Film diviso in tre tempi mescolati assieme: 1) L’infanzia di Rudolph Nureyev (girata in digitale in bianco e nero e cinemascope) nelle periferie misere dell’Unione Sovietica, l’affetto della madre, il padre assente, fino alle prime lezioni di danza. 2) Gli anni di accademia di ballo (immagini pittoriche in pellicola) con l’insegnante Alexander Ivanovich Pushkin (interpretato dallo stesso regista Ralph Fiennes) e con la moglie di lui. 3) 1961: una tournée a Parigi (immagini riprese con macchina a mano, pellicola e in 4:3) dove fa conoscenza del ballerino francese Pierre Lacotte e di Clara Saint, la scoperta della libertà dell’Occidente e la fuga.

Il celebre attore inglese Ralph Fiennes (tra i tanti ruoli, quello più celebre è Voldemort nella saga di Harry Potter) dirige un film biografico su uno dei più grandi ballerini di tutti i tempi ritagliandosi anche il ruolo dell’insegnante di danza. Non vuole essere però un biopic tradizionale, è completamente decostruito nei tre momenti narrativi raccontati assieme sovrapponendosi, non vengono date troppe spiegazioni di niente; tutto accade e basta. Quello che a Fiennes interessa è riprendere con elegante virtuosismo l’atto della danza e sprecarsi in momenti di estetismo, di grande forza visiva e belle immagini, forse fini a sé stesse. Nureyev – The White Crow ha un bel ritmo e comunque prende lo spettatore, ma ci sono molti, troppi avvenimenti completamente inspiegati che confondono (si poteva benissimo tagliare mezzora di film e questo non ne avrebbe sofferto). Inoltre su molte così si tace (l’omosessualità del ballerino), su molte non si approfondisce; e i vari cambi di registro stordiscono un po’ (come il passaggio al quasi thriller di spionaggio sulla fuga).

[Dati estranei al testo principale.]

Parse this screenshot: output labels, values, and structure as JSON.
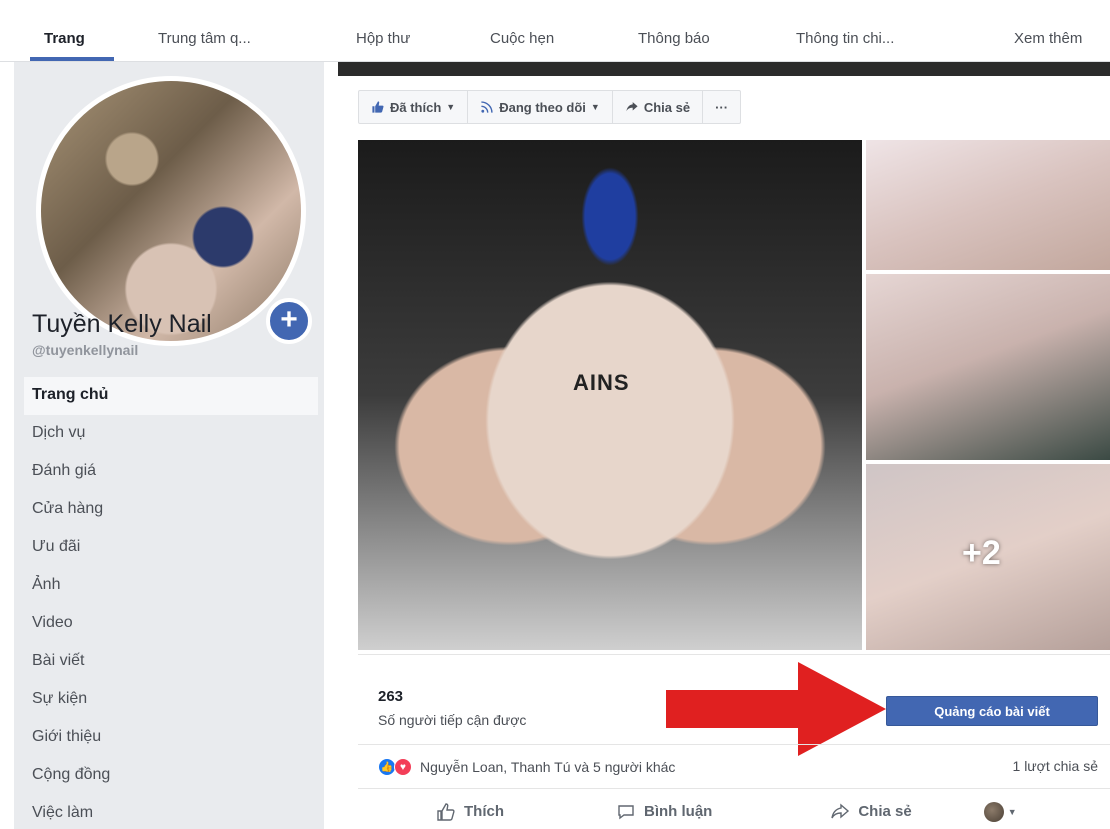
{
  "tabs": [
    {
      "label": "Trang"
    },
    {
      "label": "Trung tâm q..."
    },
    {
      "label": "Hộp thư"
    },
    {
      "label": "Cuộc hẹn"
    },
    {
      "label": "Thông báo"
    },
    {
      "label": "Thông tin chi..."
    },
    {
      "label": "Xem thêm"
    }
  ],
  "page": {
    "name": "Tuyền Kelly Nail",
    "handle": "@tuyenkellynail",
    "add_photo_glyph": "+"
  },
  "sidebar": {
    "items": [
      {
        "label": "Trang chủ"
      },
      {
        "label": "Dịch vụ"
      },
      {
        "label": "Đánh giá"
      },
      {
        "label": "Cửa hàng"
      },
      {
        "label": "Ưu đãi"
      },
      {
        "label": "Ảnh"
      },
      {
        "label": "Video"
      },
      {
        "label": "Bài viết"
      },
      {
        "label": "Sự kiện"
      },
      {
        "label": "Giới thiệu"
      },
      {
        "label": "Cộng đồng"
      },
      {
        "label": "Việc làm"
      }
    ]
  },
  "actions": {
    "liked_label": "Đã thích",
    "following_label": "Đang theo dõi",
    "share_label": "Chia sẻ",
    "more_label": "···"
  },
  "photos": {
    "jar_text": "AINS",
    "more_count": "+2"
  },
  "post": {
    "reach_count": "263",
    "reach_label": "Số người tiếp cận được",
    "promote_label": "Quảng cáo bài viết",
    "reactions_text": "Nguyễn Loan, Thanh Tú và 5 người khác",
    "shares_text": "1 lượt chia sẻ",
    "like_label": "Thích",
    "comment_label": "Bình luận",
    "share_label": "Chia sẻ"
  },
  "colors": {
    "brand_blue": "#4267b2",
    "arrow_red": "#e02020",
    "sidebar_bg": "#e9ebee"
  },
  "icons": {
    "like": "thumbs-up-icon",
    "follow": "rss-icon",
    "share": "share-arrow-icon",
    "comment": "speech-bubble-icon"
  }
}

Ci sono alcune scene che emozionano molto, oltre ai già citati numeri di ballo lo stacco brillante tra Nureyev bambino abbracciato dal padre e il dipinto “Il perdono” di Rembrant, la decisione se chiedere asilo o no montata assieme al saluto della madre durante la prima lezione di danza. Anche alcuni personaggi secondari sono molto ben riusciti, il già citato insegnante Pushkin che ha battute molto interessanti sul perché si fa arte, il personaggio di Claire interpretato dalla francese Adèle Exarchopoulos (protagonista in La vita di Adele) che fugge agli stereotipi. Forse il personaggio meno riuscito è proprio Nureyev e la colpa è, oltre che del copione, in parte anche dell’attore Oleg Ivenko, che non è un attore ma un ballerino (come anche il grande Sergei Polunin che ha il ruolo di un amico): infatti balla benissimo, ma non controlla tutte le sfumature del personaggio e passa dal piagnucolare a una rabbia improvvisa completamente immotivata che confonde lo spettatore.

Insomma, alla fine proprio il “Corvo bianco” risulta sfocato: non si capisce realmente perché danza, perché fugge, perché fa quello che fa. Questo impedisce, in fondo, di stare realmente con lui: elemento che per un biopic, per quanto con molte cose interessanti, è un problema.